His smirk, the way he studied her, made Abigail sick to her stomach. “You wanted Simon to find Keira’s body and know you’d killed her. Monster.”
He smiled knowingly. “Simon was in the room with your father when we called. They’re suffering right now. Both of them. That does please me. It’s sufficient for the moment.”
“You should listen to Fletcher and let me go.”
Abigail felt her energy draining out of her, and she focused on a crack in the linoleum, aware of Estabrook watching her, enjoying her suffering.
He examined a Spider-Man poster, torn on the edges, slightly yellowed. “Tell me, Detective, why did your father leave the Boston Police Department after Deirdre McCarthy’s murder?”
Estabrook’s fascination with her father was unnerving, but she reminded herself it wasn’t a surprise. What was a surprise was his willingness to risk his freedom and his millions to bloody his hands with revenge. But it definitely was more than that. She thought Fletcher had seen it, too. Her father was a fresh challenge. A new death-defying adventure, and an excuse to commit violence himself.
Abigail kept her voice matter-of-fact. “I don’t know that my father’s decision to leave the department had anything to do with Deirdre McCarthy’s murder.”
“He didn’t like the blood. The violence of murder.” Estabrook moved to another superhero poster and glanced down at her. “The suffering. He wanted to be at a distance.”
“It was a career move,” Abigail said, taking any drama out of her father’s decision. Not that she had any real idea why he’d chosen to leave the police department thirty years ago. They’d never discussed his reasoning. “He earned a law degree and decided to join the FBI. He’s not God. He’s just a man doing a job.”
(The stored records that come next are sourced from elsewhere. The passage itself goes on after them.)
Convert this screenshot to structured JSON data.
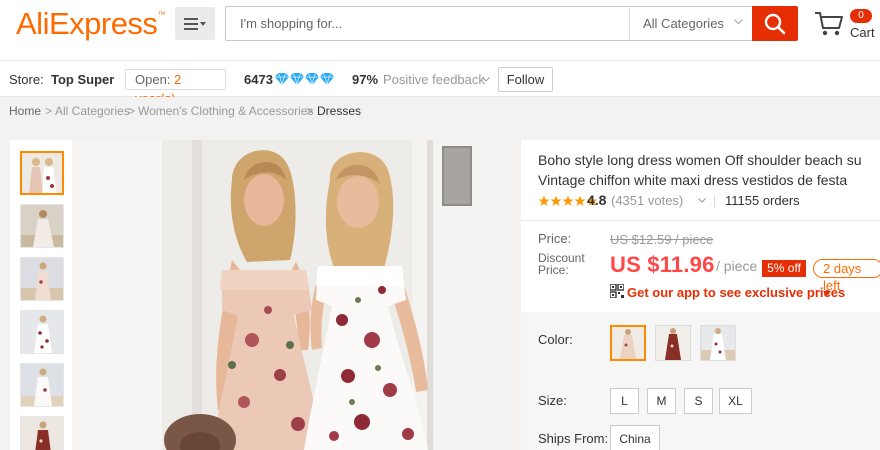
{
  "header": {
    "logo": "AliExpress",
    "logo_tm": "™",
    "search_placeholder": "I'm shopping for...",
    "category": "All Categories",
    "cart_count": "0",
    "cart_label": "Cart"
  },
  "store": {
    "label": "Store:",
    "name": "Top Super",
    "open_prefix": "Open:",
    "open_years": "2 year(s)",
    "score": "6473",
    "diamond_count": 4,
    "feedback_pct": "97%",
    "feedback_label": "Positive feedback",
    "follow_label": "Follow"
  },
  "breadcrumb": [
    "Home",
    ">",
    "All Categories",
    ">",
    "Women's Clothing & Accessories",
    ">",
    "Dresses"
  ],
  "product": {
    "title_line1": "Boho style long dress women Off shoulder beach su",
    "title_line2": "Vintage chiffon white maxi dress vestidos de festa",
    "rating": "4.8",
    "votes": "(4351 votes)",
    "orders": "11155 orders",
    "price_label": "Price:",
    "old_price": "US $12.59 / piece",
    "discount_label": "Discount Price:",
    "new_price": "US $11.96",
    "per_unit": "/ piece",
    "off_badge": "5% off",
    "days_left": "2 days left",
    "app_promo": "Get our app to see exclusive prices",
    "color_label": "Color:",
    "size_label": "Size:",
    "sizes": [
      "L",
      "M",
      "S",
      "XL"
    ],
    "ships_label": "Ships From:",
    "ships_value": "China"
  },
  "colors": {
    "accent": "#ff6a00",
    "red": "#e62e04",
    "price": "#ff4747",
    "diamond": "#2aa7f2",
    "star": "#ff9900"
  }
}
“Was he just doing his job when Simon Cahill’s father was executed?”
Abigail didn’t answer. Estabrook was at a Batman poster now. Bob liked to tease Owen, calling him Batman and saying he probably had a Batmobile stowed away at the Fast Rescue headquarters in Austin. She pushed back thoughts of the two of them, how they’d react to her kidnapping, the call she’d been forced to make-her cries of pain and anguish. Bob would be tight-lipped and chew one piece of gum after another as he focused on his job. Owen would figure out what he could do. It wouldn’t matter that he wasn’t law enforcement.